Freight Foresight: Ceasefire and Seasonal Slowdown Drive Ocean Rates Down
Ocean container shipping rates are expected to decline further in February, driven by a Middle East ceasefire and the typical Lunar New Year lull, even as carriers try to control capacity.
Read also: Container Spot Rates Plunge as Suez Reopening and Lunar New Year Drive Market Volatility
Data from Xeneta shows that current spot rates have dropped significantly since January 1—down 22% to $3,795 per FEU on routes from the Far East to North Europe, and 13% to $5,085 per FEU on Mediterranean lanes. Early signals suggest these rates could fall an additional 5-10% at the start of February.
In the United States, the trend is similar. January saw East Coast rates dip 7% to $6,417 per FEU, while West Coast rates plunged 14% to $5,021 per FEU. Expectations point to further decreases on the West Coast, though East Coast rates might stabilize.
Peter Sand, Xeneta’s Chief Analyst, explains, “The ceasefire in the Middle East hasn’t instantly opened safe passage through the Red Sea for all container ships, but it has shifted market sentiment enough to impact freight rates noticeably.”
In response to these falling rates, carriers are tightening their capacity management. Projections indicate that blanked sailings from the Far East to the Mediterranean will surge to 38,900 TEU by late February—a 318% increase—while similar routes to North Europe are expected to hit 75,700 TEU, marking a 449% rise.

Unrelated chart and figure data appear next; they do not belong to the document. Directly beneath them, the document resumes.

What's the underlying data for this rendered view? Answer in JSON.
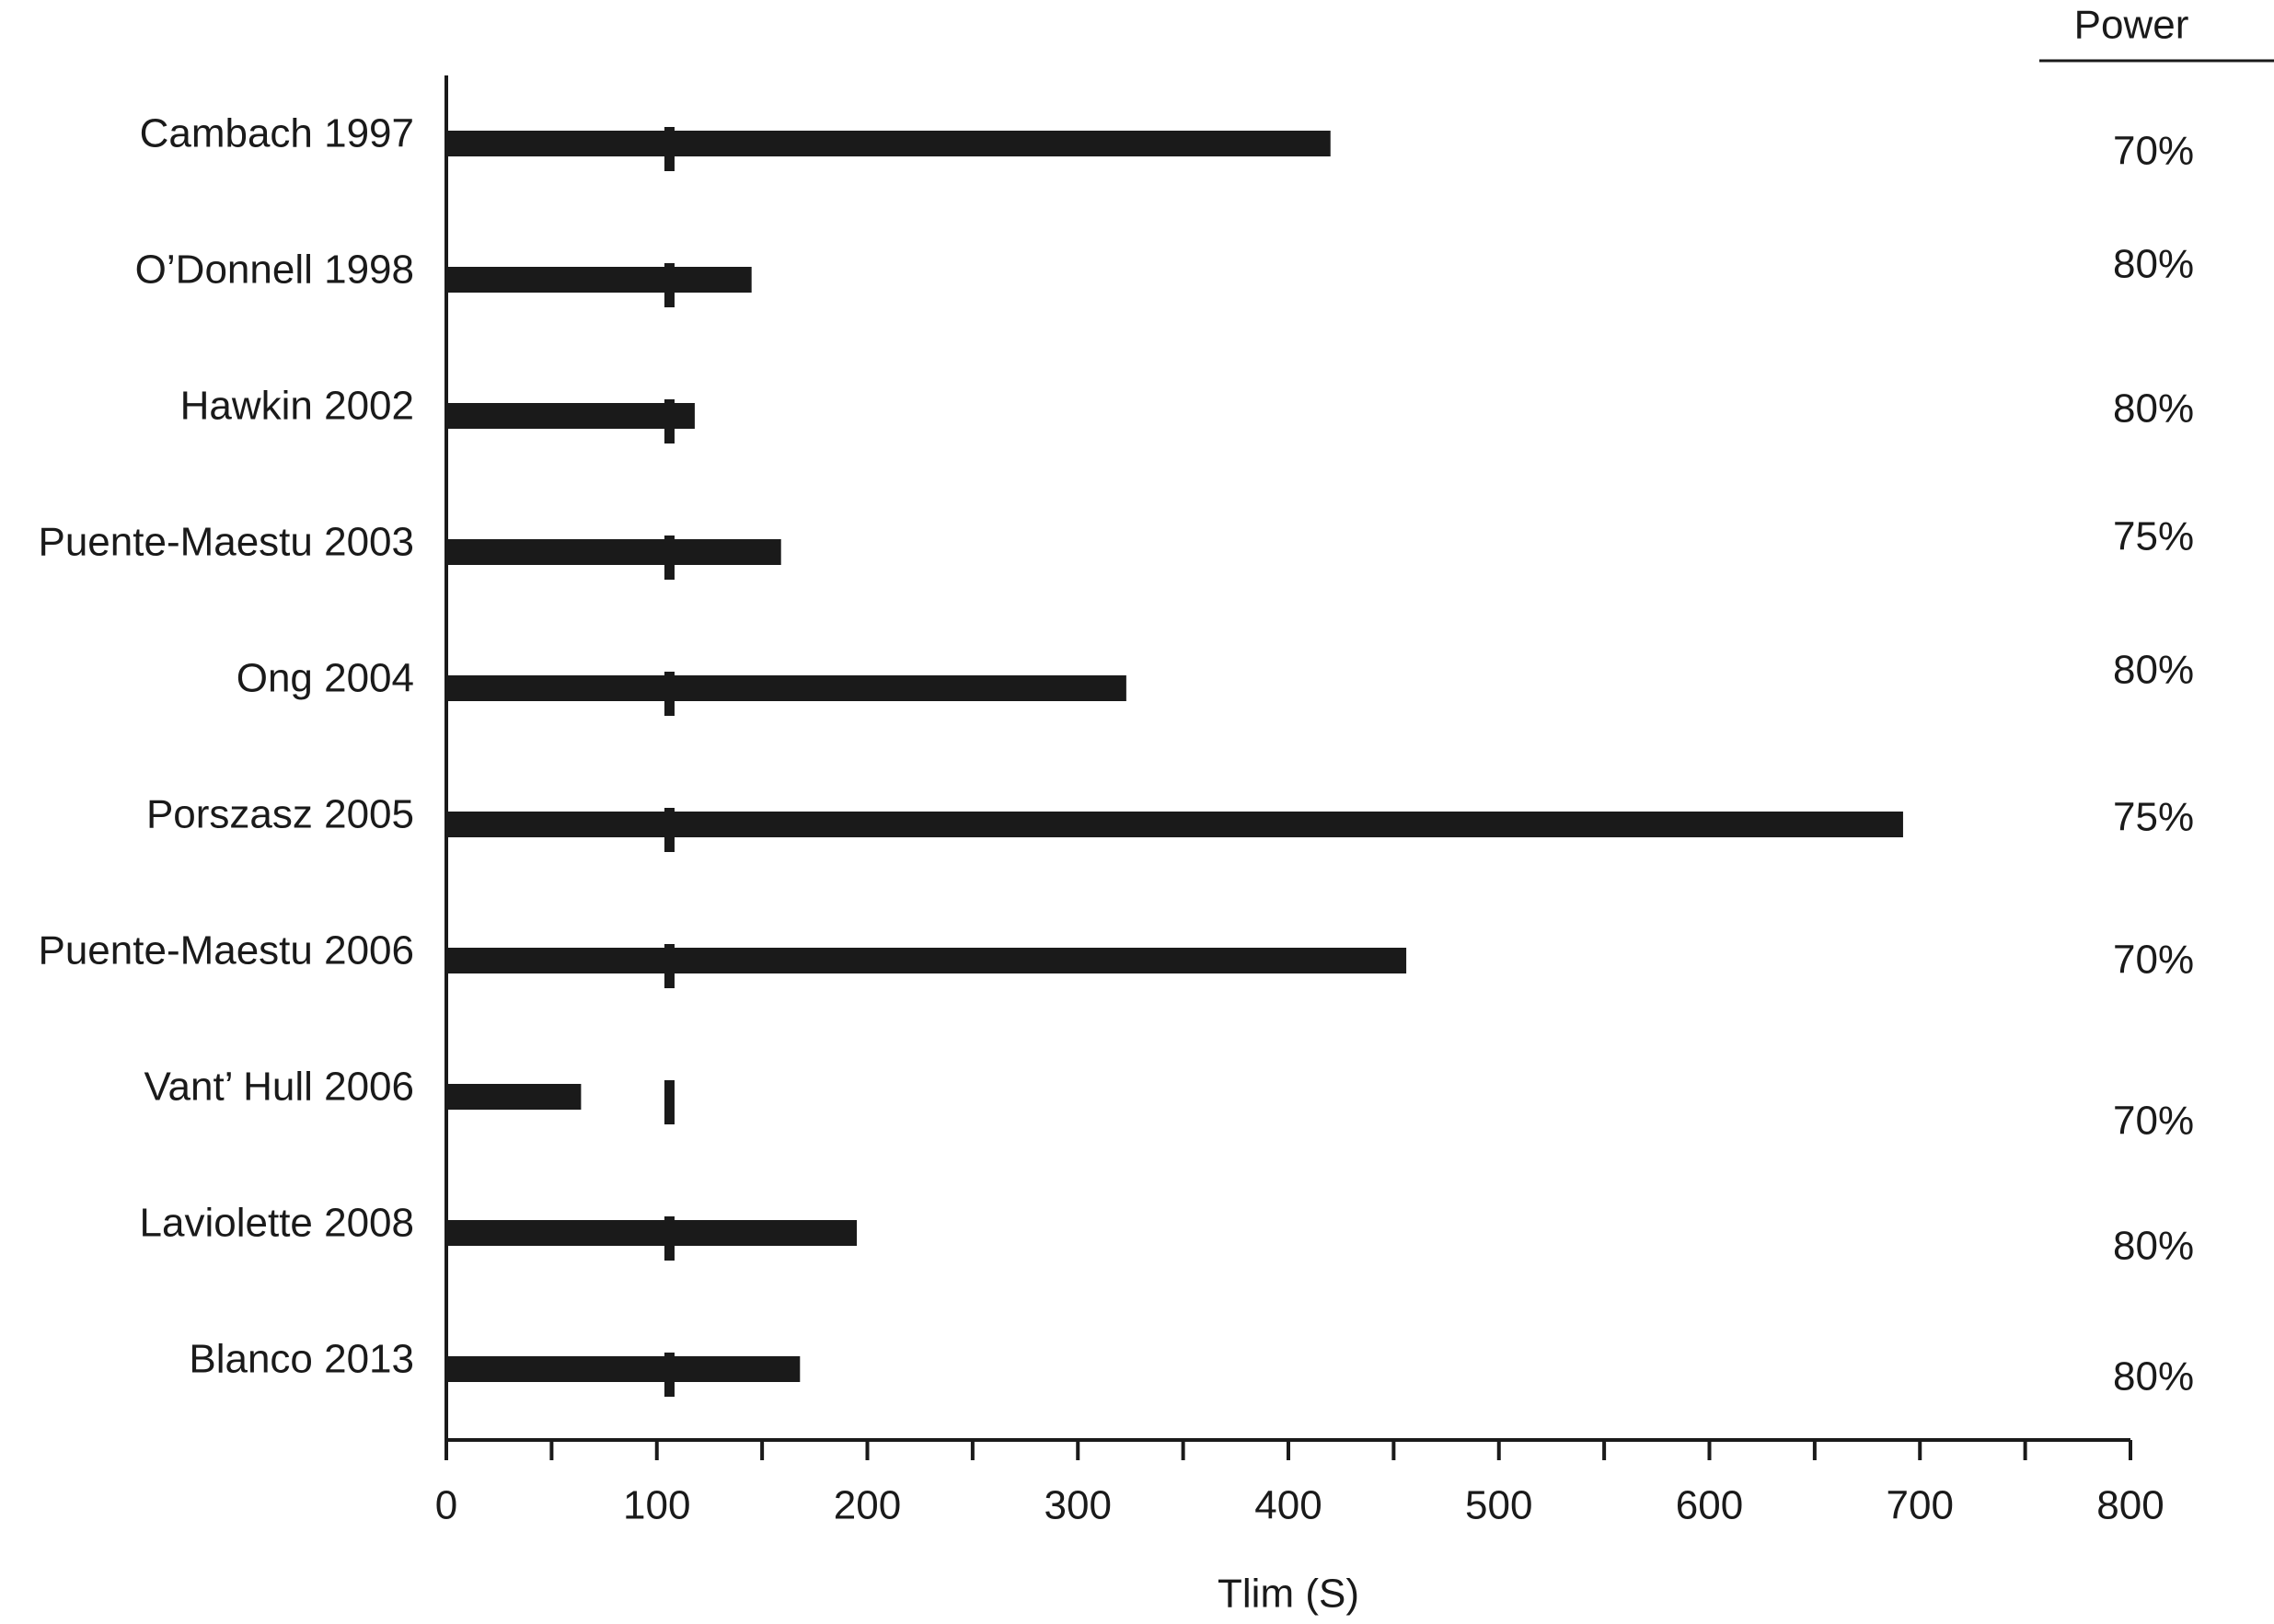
{
  "chart_data": {
    "type": "bar",
    "orientation": "horizontal",
    "categories": [
      "Cambach 1997",
      "O’Donnell 1998",
      "Hawkin 2002",
      "Puente-Maestu 2003",
      "Ong 2004",
      "Porszasz 2005",
      "Puente-Maestu 2006",
      "Vant’ Hull 2006",
      "Laviolette 2008",
      "Blanco 2013"
    ],
    "values": [
      420,
      145,
      118,
      159,
      323,
      692,
      456,
      64,
      195,
      168
    ],
    "color": "#1a1a1a",
    "xlabel": "Tlim (S)",
    "xlim": [
      0,
      800
    ],
    "xticks": [
      0,
      100,
      200,
      300,
      400,
      500,
      600,
      700,
      800
    ],
    "xticks_minor": [
      50,
      150,
      250,
      350,
      450,
      550,
      650,
      750
    ],
    "reference_x": 106,
    "power_header": "Power",
    "power": [
      "70%",
      "80%",
      "80%",
      "75%",
      "80%",
      "75%",
      "70%",
      "70%",
      "80%",
      "80%"
    ]
  }
}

The current ceasefire, which began on January 19 and is set to last 42 days before potentially moving into Phase 2, could pave the way for a long-term resolution. However, Sand cautions that the developments in February will be key to understanding the trajectory for 2025.
Despite these recent reductions, spot rates remain considerably above pre-Red Sea crisis levels. Adding to the market’s challenges is the influx of new vessels, which, if combined with a resurgence in Red Sea routing, could risk a broader market collapse. Additionally, looming geopolitical pressures—including potential Trump tariffs—could push rates upward once again.